Two weeks after Canadian Pacific Railway Ltd. proposed a $28 billion combination with Norfolk Southern Corp., the prospective buyer continues to campaign for a deal, but there was no sign last week that one would materialize.
Hunter Harrison, CEO of the Canadian carrier, again laid out the case for an acquisition at a Dec. 2 investor meeting, while NS Executive Vice President Alan Shaw at the same session declined to discuss the offer made on Nov. 17.
In the industry’s first combination proposal since 1999, CP offered $46.72 in cash and 0.348 CP shares for each NS share, a price that NS earlier characterized as “low premium.” Combining the two companies would create a $17.6 billion-revenue business with more than $5 billion in operating income and a 34,000 route-mile system.
“We have a pretty good track record,” said Harrison, who has improved CP’s profit margin by 22.7 percentage points over three years since he became CEO, taking its operating ratio to 59.8 in the third quarter, or 10 percentage points better than NS. Before joining CP, Harrison married his Illinois Central Railroad with Canadian National Railway and engineered multiple acquisitions before departing in 2009.
Harrison still hasn’t said definitively when or whether CP intends to sweeten its offer or take the current proposal directly to shareholders for approval.
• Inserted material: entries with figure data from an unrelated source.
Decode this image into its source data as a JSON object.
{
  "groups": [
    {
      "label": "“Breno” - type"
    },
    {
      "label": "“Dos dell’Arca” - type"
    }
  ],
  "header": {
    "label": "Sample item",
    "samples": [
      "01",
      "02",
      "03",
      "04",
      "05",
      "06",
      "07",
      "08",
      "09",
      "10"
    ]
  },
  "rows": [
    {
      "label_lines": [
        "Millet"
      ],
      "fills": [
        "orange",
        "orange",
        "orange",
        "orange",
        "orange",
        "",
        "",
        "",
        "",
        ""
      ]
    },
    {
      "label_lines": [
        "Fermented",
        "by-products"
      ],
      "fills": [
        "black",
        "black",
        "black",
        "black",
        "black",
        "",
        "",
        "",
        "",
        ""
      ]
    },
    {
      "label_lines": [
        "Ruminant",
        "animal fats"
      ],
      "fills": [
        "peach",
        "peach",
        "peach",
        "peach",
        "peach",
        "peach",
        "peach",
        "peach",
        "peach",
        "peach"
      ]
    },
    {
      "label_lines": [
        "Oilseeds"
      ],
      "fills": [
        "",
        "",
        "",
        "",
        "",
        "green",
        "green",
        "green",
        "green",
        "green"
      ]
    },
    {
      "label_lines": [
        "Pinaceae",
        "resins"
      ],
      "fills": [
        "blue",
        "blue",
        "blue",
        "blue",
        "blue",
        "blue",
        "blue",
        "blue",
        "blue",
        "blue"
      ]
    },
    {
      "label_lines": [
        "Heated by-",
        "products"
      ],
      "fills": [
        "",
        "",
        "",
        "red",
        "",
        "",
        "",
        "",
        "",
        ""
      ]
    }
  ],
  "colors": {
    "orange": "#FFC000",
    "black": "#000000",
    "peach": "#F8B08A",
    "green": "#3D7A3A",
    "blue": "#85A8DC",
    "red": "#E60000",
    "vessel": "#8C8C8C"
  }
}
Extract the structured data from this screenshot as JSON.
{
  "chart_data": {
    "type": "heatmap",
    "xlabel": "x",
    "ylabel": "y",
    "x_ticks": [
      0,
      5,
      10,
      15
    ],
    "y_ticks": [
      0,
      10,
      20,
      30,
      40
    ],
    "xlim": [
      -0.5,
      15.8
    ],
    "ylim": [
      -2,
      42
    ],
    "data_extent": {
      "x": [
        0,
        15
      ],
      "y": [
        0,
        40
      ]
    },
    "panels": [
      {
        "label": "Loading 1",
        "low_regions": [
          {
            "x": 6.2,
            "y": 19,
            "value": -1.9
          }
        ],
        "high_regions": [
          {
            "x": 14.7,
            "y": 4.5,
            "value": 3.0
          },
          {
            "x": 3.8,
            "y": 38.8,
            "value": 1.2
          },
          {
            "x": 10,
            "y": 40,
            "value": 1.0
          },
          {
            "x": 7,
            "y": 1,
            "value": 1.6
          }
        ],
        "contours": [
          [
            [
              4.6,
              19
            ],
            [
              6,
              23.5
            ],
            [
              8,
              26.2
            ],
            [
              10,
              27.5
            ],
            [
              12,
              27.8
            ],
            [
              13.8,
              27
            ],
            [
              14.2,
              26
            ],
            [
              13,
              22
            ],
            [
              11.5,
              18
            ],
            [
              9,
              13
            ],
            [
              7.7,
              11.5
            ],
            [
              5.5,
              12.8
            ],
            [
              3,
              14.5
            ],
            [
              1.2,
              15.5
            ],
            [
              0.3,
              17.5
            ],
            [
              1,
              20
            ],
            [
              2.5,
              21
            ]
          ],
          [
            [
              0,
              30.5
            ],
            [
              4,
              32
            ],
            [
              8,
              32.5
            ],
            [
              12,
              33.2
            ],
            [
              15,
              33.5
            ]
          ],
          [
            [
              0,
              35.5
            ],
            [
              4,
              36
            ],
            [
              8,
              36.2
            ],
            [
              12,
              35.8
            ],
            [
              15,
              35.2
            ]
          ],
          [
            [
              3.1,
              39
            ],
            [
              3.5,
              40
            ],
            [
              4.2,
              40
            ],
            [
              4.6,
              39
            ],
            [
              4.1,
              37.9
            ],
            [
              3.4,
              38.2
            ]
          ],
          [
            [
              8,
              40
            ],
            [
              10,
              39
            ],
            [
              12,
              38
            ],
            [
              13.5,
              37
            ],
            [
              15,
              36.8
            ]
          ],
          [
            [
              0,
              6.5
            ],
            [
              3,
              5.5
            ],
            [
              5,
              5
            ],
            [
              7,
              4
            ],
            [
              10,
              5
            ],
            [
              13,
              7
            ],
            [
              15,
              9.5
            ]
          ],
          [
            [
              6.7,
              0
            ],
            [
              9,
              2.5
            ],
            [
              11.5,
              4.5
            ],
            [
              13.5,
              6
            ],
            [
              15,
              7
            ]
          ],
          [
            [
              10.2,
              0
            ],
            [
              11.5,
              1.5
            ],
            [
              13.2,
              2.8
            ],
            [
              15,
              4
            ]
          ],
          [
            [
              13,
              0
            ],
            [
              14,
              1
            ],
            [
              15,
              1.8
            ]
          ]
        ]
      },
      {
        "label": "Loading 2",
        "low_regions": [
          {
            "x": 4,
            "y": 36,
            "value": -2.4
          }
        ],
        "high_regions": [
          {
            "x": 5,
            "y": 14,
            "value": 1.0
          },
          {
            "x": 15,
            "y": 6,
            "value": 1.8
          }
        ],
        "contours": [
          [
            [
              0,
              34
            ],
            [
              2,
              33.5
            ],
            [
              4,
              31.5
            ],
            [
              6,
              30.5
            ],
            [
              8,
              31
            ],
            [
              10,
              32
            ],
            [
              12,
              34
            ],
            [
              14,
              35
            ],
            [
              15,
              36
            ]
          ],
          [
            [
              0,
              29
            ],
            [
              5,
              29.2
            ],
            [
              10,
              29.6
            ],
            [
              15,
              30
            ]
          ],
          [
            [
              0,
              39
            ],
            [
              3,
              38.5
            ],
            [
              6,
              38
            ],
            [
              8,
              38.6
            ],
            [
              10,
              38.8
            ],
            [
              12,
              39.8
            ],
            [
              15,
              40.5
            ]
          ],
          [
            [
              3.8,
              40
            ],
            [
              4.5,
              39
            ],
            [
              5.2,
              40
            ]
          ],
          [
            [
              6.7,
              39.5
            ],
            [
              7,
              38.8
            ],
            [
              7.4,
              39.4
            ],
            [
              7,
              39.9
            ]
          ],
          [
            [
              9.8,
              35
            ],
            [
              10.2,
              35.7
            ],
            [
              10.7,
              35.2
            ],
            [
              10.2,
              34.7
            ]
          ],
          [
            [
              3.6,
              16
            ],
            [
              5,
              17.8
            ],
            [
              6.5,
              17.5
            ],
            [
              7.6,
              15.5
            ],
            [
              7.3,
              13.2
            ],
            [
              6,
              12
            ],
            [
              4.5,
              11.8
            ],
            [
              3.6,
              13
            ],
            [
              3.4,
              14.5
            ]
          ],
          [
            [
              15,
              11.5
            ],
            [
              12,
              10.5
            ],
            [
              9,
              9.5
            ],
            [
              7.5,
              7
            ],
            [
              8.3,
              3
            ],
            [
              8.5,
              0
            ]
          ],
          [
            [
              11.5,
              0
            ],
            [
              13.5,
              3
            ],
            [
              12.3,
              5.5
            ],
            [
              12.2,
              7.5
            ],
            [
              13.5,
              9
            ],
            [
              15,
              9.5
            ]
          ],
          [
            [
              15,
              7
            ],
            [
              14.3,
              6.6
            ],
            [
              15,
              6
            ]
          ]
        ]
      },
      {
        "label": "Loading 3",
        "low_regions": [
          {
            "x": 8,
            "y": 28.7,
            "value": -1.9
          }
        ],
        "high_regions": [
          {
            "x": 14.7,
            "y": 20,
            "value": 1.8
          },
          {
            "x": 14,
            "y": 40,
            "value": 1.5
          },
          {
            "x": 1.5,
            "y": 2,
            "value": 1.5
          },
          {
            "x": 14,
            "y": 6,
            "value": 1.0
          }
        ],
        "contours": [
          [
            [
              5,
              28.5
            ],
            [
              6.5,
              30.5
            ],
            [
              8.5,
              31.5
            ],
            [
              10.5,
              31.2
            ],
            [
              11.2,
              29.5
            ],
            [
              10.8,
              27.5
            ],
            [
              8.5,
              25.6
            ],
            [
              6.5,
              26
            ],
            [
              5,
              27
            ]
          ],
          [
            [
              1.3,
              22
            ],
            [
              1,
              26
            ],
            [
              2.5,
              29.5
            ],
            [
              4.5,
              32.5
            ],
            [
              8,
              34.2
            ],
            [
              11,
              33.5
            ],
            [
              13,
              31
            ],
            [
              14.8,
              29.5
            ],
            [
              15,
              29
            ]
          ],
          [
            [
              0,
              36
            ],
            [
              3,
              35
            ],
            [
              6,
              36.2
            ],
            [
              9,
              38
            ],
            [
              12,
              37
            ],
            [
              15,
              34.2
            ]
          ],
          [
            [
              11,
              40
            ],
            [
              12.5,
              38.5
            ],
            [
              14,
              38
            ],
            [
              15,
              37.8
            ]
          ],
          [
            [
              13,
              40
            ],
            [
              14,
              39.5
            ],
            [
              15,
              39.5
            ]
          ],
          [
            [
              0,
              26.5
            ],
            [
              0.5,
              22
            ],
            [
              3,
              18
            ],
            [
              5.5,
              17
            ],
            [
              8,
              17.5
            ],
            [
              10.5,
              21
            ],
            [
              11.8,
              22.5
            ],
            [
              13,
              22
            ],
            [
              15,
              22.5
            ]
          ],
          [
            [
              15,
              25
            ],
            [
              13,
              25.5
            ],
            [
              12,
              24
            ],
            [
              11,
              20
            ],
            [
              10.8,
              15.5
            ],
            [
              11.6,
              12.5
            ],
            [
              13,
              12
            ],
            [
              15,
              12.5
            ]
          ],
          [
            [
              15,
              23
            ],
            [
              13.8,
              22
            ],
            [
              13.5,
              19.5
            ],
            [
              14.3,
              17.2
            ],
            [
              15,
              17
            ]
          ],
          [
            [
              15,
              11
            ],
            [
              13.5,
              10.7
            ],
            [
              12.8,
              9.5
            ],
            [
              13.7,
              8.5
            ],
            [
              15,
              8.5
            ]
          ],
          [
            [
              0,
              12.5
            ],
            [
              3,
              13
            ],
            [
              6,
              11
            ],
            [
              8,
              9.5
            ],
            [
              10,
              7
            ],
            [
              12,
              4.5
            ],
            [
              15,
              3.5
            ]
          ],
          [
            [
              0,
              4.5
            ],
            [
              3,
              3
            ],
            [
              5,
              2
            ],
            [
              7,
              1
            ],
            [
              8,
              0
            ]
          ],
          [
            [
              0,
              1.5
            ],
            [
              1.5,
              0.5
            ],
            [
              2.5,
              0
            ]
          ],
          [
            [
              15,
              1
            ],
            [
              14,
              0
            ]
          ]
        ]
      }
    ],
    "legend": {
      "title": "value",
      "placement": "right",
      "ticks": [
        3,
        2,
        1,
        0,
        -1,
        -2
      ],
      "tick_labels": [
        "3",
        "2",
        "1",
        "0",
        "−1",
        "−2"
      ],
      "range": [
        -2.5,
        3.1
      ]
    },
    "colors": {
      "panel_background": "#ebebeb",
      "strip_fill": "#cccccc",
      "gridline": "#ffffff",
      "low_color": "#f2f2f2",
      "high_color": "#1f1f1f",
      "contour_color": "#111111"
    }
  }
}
The offer last week was worth about $96 per share. In the past 12 months, NS shares have traded as high as $112 and as low as $72.
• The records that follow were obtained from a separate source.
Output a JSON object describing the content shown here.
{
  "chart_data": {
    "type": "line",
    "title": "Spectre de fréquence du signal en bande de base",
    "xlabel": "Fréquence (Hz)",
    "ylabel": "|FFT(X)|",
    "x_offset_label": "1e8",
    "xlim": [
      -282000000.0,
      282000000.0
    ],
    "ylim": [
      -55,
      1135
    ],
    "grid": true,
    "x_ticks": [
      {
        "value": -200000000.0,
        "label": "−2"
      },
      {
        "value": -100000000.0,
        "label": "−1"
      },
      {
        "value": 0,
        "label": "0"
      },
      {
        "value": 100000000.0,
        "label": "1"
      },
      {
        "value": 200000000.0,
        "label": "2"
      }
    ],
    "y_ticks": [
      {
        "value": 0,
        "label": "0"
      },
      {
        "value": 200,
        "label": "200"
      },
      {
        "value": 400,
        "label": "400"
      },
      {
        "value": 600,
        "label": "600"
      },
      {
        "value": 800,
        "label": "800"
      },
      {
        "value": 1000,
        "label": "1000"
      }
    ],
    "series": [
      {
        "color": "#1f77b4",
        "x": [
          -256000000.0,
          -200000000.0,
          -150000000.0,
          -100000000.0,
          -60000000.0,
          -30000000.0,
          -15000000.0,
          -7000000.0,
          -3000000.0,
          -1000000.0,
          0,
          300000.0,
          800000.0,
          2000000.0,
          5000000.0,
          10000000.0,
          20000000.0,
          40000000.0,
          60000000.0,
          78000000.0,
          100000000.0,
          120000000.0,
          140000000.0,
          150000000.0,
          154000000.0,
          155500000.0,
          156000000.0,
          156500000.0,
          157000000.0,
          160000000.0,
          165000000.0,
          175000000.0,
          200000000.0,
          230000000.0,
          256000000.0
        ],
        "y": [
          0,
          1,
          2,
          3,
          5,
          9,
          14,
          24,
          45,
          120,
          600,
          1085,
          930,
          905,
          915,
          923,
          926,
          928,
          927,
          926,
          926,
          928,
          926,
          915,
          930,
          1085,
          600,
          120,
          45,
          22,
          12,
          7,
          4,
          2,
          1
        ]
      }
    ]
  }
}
Harrison did outline a series of cost-saving options to reach a target of $1.8 billion in annual savings if an acquisition occurred, including asset sales and job cuts.
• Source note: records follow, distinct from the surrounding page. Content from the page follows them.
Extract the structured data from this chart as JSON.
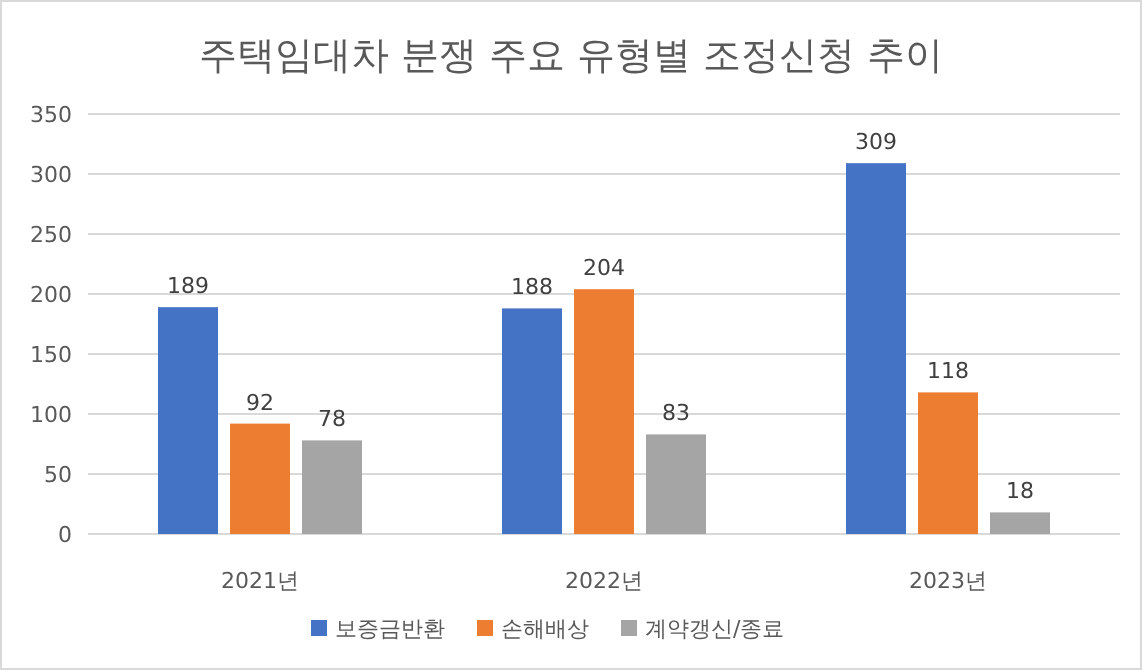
{
  "chart_data": {
    "type": "bar",
    "title": "주택임대차 분쟁 주요 유형별 조정신청 추이",
    "categories": [
      "2021년",
      "2022년",
      "2023년"
    ],
    "series": [
      {
        "name": "보증금반환",
        "color": "#4472c4",
        "values": [
          189,
          188,
          309
        ]
      },
      {
        "name": "손해배상",
        "color": "#ed7d31",
        "values": [
          92,
          204,
          118
        ]
      },
      {
        "name": "계약갱신/종료",
        "color": "#a5a5a5",
        "values": [
          78,
          83,
          18
        ]
      }
    ],
    "ylim": [
      0,
      350
    ],
    "yticks": [
      0,
      50,
      100,
      150,
      200,
      250,
      300,
      350
    ],
    "grid": "y",
    "legend": "bottom",
    "data_labels": true
  }
}
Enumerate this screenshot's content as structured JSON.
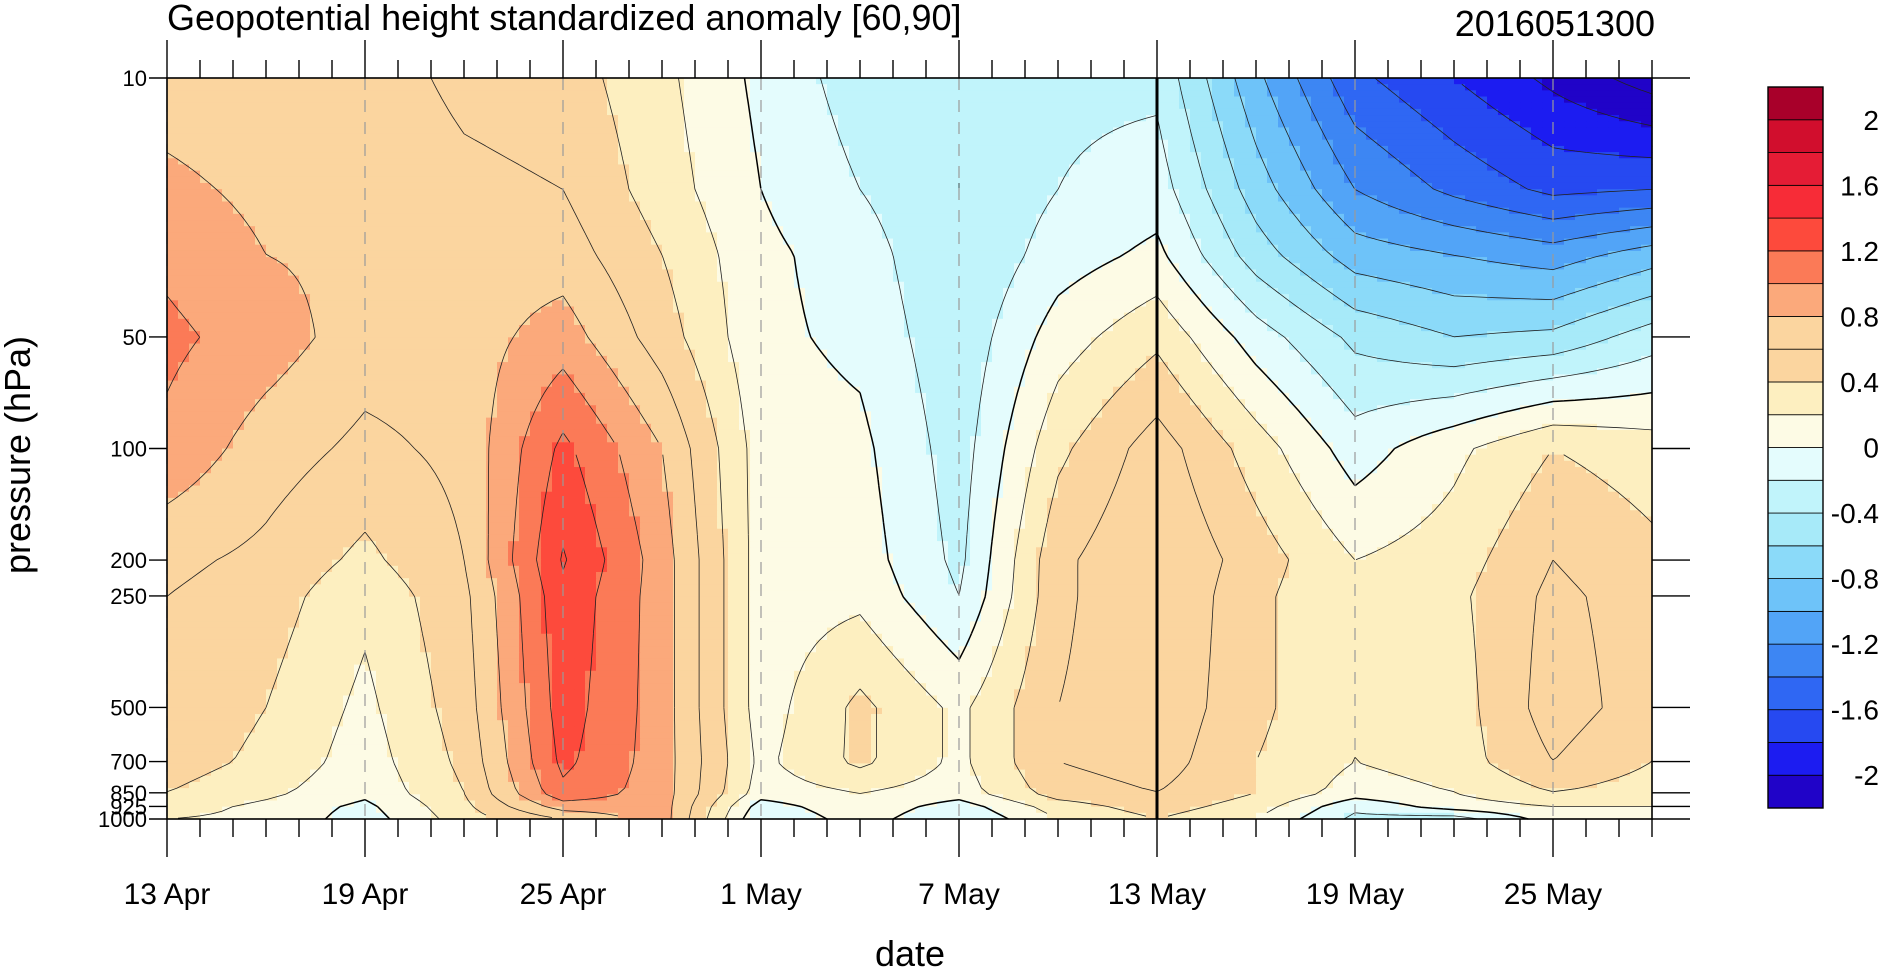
{
  "chart_data": {
    "type": "heatmap",
    "title": "Geopotential height standardized anomaly [60,90]",
    "date_stamp": "2016051300",
    "xlabel": "date",
    "ylabel": "pressure (hPa)",
    "x_tick_labels": [
      "13 Apr",
      "19 Apr",
      "25 Apr",
      "1 May",
      "7 May",
      "13 May",
      "19 May",
      "25 May"
    ],
    "x_tick_days": [
      0,
      6,
      12,
      18,
      24,
      30,
      36,
      42
    ],
    "x_range_days": [
      0,
      45
    ],
    "y_tick_labels": [
      "10",
      "50",
      "100",
      "200",
      "250",
      "500",
      "700",
      "850",
      "925",
      "1000"
    ],
    "y_tick_values": [
      10,
      50,
      100,
      200,
      250,
      500,
      700,
      850,
      925,
      1000
    ],
    "y_scale": "log",
    "y_range": [
      1000,
      10
    ],
    "vertical_line_day": 30,
    "dashed_gridlines": "x ticks",
    "legend": "right colorbar",
    "colorbar": {
      "levels": [
        -2.2,
        -2.0,
        -1.8,
        -1.6,
        -1.4,
        -1.2,
        -1.0,
        -0.8,
        -0.6,
        -0.4,
        -0.2,
        0,
        0.2,
        0.4,
        0.6,
        0.8,
        1.0,
        1.2,
        1.4,
        1.6,
        1.8,
        2.0,
        2.2
      ],
      "labels": [
        "2",
        "1.6",
        "1.2",
        "0.8",
        "0.4",
        "0",
        "-0.4",
        "-0.8",
        "-1.2",
        "-1.6",
        "-2"
      ],
      "label_values": [
        2,
        1.6,
        1.2,
        0.8,
        0.4,
        0,
        -0.4,
        -0.8,
        -1.2,
        -1.6,
        -2
      ],
      "colors": [
        "#2003c8",
        "#1c1cf1",
        "#2649f1",
        "#2f67f3",
        "#3d86f3",
        "#52a4f7",
        "#6ec3f9",
        "#8bdaf9",
        "#a7eaf9",
        "#c1f4fb",
        "#e4fcfd",
        "#fdfbe5",
        "#fdefc0",
        "#fbd59f",
        "#fbd59f",
        "#fba97b",
        "#fb7a57",
        "#fd4a3c",
        "#f72c37",
        "#e51c35",
        "#d10e2d",
        "#a8002a"
      ]
    },
    "x_days": [
      0,
      3,
      6,
      9,
      12,
      15,
      18,
      21,
      24,
      27,
      30,
      33,
      36,
      39,
      42,
      45
    ],
    "y_levels": [
      1000,
      925,
      850,
      700,
      500,
      250,
      200,
      100,
      50,
      30,
      20,
      10
    ],
    "z": [
      [
        0.2,
        0.15,
        -0.1,
        0.3,
        0.6,
        0.9,
        -0.2,
        0.1,
        -0.2,
        0.2,
        0.4,
        0.2,
        -0.25,
        -0.3,
        0.1,
        0.1
      ],
      [
        0.3,
        0.15,
        -0.05,
        0.35,
        0.9,
        0.9,
        -0.1,
        0.15,
        -0.1,
        0.3,
        0.5,
        0.3,
        -0.15,
        0.1,
        0.2,
        0.2
      ],
      [
        0.4,
        0.25,
        0.05,
        0.4,
        1.15,
        0.9,
        0.1,
        0.2,
        0.1,
        0.5,
        0.6,
        0.4,
        0.1,
        0.2,
        0.4,
        0.3
      ],
      [
        0.5,
        0.35,
        0.1,
        0.45,
        1.25,
        0.9,
        0.15,
        0.45,
        0.15,
        0.6,
        0.7,
        0.4,
        0.2,
        0.3,
        0.6,
        0.4
      ],
      [
        0.55,
        0.4,
        0.15,
        0.5,
        1.3,
        0.9,
        0.1,
        0.45,
        0.15,
        0.6,
        0.75,
        0.45,
        0.2,
        0.3,
        0.7,
        0.5
      ],
      [
        0.6,
        0.5,
        0.25,
        0.55,
        1.35,
        0.9,
        0.1,
        0.15,
        -0.2,
        0.55,
        0.8,
        0.45,
        0.2,
        0.35,
        0.65,
        0.5
      ],
      [
        0.65,
        0.55,
        0.35,
        0.6,
        1.42,
        0.9,
        0.1,
        0.1,
        -0.25,
        0.55,
        0.8,
        0.5,
        0.2,
        0.3,
        0.6,
        0.45
      ],
      [
        0.95,
        0.7,
        0.55,
        0.65,
        1.25,
        0.8,
        0.1,
        0.05,
        -0.3,
        0.35,
        0.7,
        0.3,
        -0.1,
        0.15,
        0.4,
        0.3
      ],
      [
        1.05,
        0.9,
        0.7,
        0.7,
        0.9,
        0.5,
        0.05,
        -0.05,
        -0.35,
        0.1,
        0.35,
        -0.1,
        -0.45,
        -0.6,
        -0.55,
        -0.3
      ],
      [
        0.95,
        0.8,
        0.75,
        0.7,
        0.7,
        0.4,
        0.05,
        -0.1,
        -0.4,
        -0.1,
        0.05,
        -0.5,
        -0.9,
        -1.0,
        -1.1,
        -0.9
      ],
      [
        0.85,
        0.75,
        0.75,
        0.65,
        0.6,
        0.3,
        0.0,
        -0.2,
        -0.4,
        -0.2,
        -0.1,
        -0.7,
        -1.2,
        -1.45,
        -1.65,
        -1.6
      ],
      [
        0.7,
        0.65,
        0.7,
        0.55,
        0.5,
        0.25,
        -0.05,
        -0.3,
        -0.4,
        -0.25,
        -0.25,
        -0.95,
        -1.55,
        -1.8,
        -2.05,
        -2.3
      ]
    ]
  }
}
“I don’t know of a railroad that doesn’t have too much physical plant,” he said, including his own carrier, whose Chicago area yard is adjacent to O’Hare Airport’s thriving business area.
On the job front, he noted that CP’s workforce has been reduced by almost one-third since 2012, mostly by attrition.
The CP executive also tried to dampen speculation that other railroads might oppose an NS acquisition as they did in 1999, when carriers such as Union Pacific objected to the combination of Canadian National and BNSF Railway, which was called off a year later.
“I can’t imagine Mr. [Warren] Buffett [whose Berkshire Hathaway firm now owns BNSF] going to Washington and saying these Canadians are going to do all these bad things to us,” Harrison said.
He indicated a mixture of shareholder support and other rails’ opposition, without giving details. He also discussed hypothetical scenarios, including CP executives moving to NS.
Meanwhile, all that Shaw would say about CP’s offer was, “I will not be making any comments.” Instead, he sketched steps NS plans to take to restore profit growth and normal service levels.
Through the first three quarters, Shaw said, a total of $932 million in fuel surcharges and lower coal revenue have led to an 8% decline in revenue. Earnings are 20% lower than last year over the period.
Shaw also sketched a fourth quarter that so far has resulted in a 4% drop in shipments, including 1 percentage point from discontinued intermodal business.
Steel, crude oil, sand and other shipments have been hurt by weaker manufacturing and the drop-off in fuel prices. Coal shipments have been further depressed by warm weather that has dampened electricity demand for home heating, he added.
Intermodal has been hurt by high inventories and lower fuel prices that have helped truckers secure business, he said.
However, he expressed optimism that intermodal and other businesses will be stronger next year.
“We are committed to improving shareholder returns,” he said. “We are very close to returning our service to levels customers expect,” he said, targeting the first quarter for an end to train delays and congestion.
“2015 was a transition year,” he said, with actions such as network, staffing and service adjustments that set the stage for a better 2016.